Actuellement, le diagnostic en psychiatrie repose encore beaucoup sur des questionnaires et des scores, ce qui entraîne un nombre significatif de diagnostics tardifs, imprécis ou manqués. C’est une préoccupation majeure de notre époque. La neuroimagerie, comme l’EEG-HD, nous permettra de dépasser ces limites et de proposer des solutions plus précises et basées sur le profil neurologique des patients. Cette personnalisation est cruciale, car la réponse aux traitements (médicamenteux ou non) varie énormément d’une personne à l’autre.

MINDIG travaille donc sur une approche plus personnalisée de la psychiatrie. Comment cela se traduit-il concrètement ?

Chez MINDIG, nous nous concentrons sur l’analyse des réseaux fonctionnels du cerveau – tels que ceux impliqués dans l’attention, la mémoire et les réseaux cérébraux sensoriels – qui peuvent être dégradés lorsqu’un patient présente des troubles neurologiques ou psychiatriques. Nous utilisons de l’EEG haute densité (dite EEG-HD), avec plus de 128 électrodes posées sur la tête des patients, pour obtenir des données encore plus riches. Ces données sont analysées à l’aide de méthodes de traitement avancées telles que le clustering non supervisé et le développement de modèles dits “normatifs”. L’objectif de cette approche, une fois validée, est de stratifier les patients en fonction de leurs profils biologiques afin d’améliorer l’efficacité des traitements, qu’ils soient médicamenteux ou non.

MINDIG est impliqué dans un projet d’envergure sur la psychiatrie de précision. Pouvez-vous nous en parler ?

Nous participons à un projet ambitieux, le programme PEPR-PROPSY, porté par le Prof.
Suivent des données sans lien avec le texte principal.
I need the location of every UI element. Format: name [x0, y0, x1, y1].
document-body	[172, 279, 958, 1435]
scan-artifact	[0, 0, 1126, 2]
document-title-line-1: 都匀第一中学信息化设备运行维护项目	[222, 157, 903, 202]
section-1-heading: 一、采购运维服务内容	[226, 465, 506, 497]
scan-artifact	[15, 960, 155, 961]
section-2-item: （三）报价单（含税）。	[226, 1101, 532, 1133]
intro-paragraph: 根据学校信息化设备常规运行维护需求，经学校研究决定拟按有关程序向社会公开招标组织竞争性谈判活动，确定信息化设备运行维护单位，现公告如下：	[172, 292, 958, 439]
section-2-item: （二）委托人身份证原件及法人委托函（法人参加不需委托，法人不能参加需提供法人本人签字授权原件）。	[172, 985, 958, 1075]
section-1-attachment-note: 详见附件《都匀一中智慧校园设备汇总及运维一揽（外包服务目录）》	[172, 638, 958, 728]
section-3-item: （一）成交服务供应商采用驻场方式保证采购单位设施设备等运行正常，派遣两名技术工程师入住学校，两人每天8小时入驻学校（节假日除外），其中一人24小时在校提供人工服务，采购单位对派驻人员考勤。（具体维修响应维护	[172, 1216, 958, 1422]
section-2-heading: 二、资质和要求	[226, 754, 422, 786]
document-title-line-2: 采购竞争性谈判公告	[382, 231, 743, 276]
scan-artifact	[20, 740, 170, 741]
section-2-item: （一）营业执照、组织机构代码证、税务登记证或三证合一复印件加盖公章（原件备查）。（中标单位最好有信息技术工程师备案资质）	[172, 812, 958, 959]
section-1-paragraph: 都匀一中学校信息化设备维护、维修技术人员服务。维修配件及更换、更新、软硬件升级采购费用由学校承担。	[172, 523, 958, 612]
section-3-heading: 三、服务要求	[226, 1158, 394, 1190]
Marion Leboyer, financé par France 2030, qui vise à développer la psychiatrie de précision. Ce projet commencera début 2025 pour une durée de cinq ans et implique la collecte de multiples types de données (EEG-HD, IRM, génétiques, biologiques, etc.) sur plusieurs centres en France pour créer la première cohorte française dédiée aux maladies mentales et psychiatriques. En collaborant avec nos collègues psychiatres, Dr. Aline Lefebvre (coordinatrice du projet EEG-MIND) et Dr. Anton Iftimovici, notre rôle dans le projet sera d’apporter notre expertise sur l’EEG-HD : choisir les bons équipements, définir les tâches à réaliser par les patients dans le cadre des études, coordonner la collecte des données au niveau national et développer des outils d’IA pour identifier des biomarqueurs spécifiques.

Ce qui est particulièrement passionnant dans le projet, c’est la possibilité de réévaluer la définition des maladies psychiatriques en comparant les données issues de différents troubles. Cela pourrait permettre de découvrir des points communs et des distinctions inattendus. L’intégration de l’EEG en psychiatrie promet d’identifier des biomarqueurs fonctionnels au-delà des diagnostics actuels, facilitant des interventions cliniques personnalisées.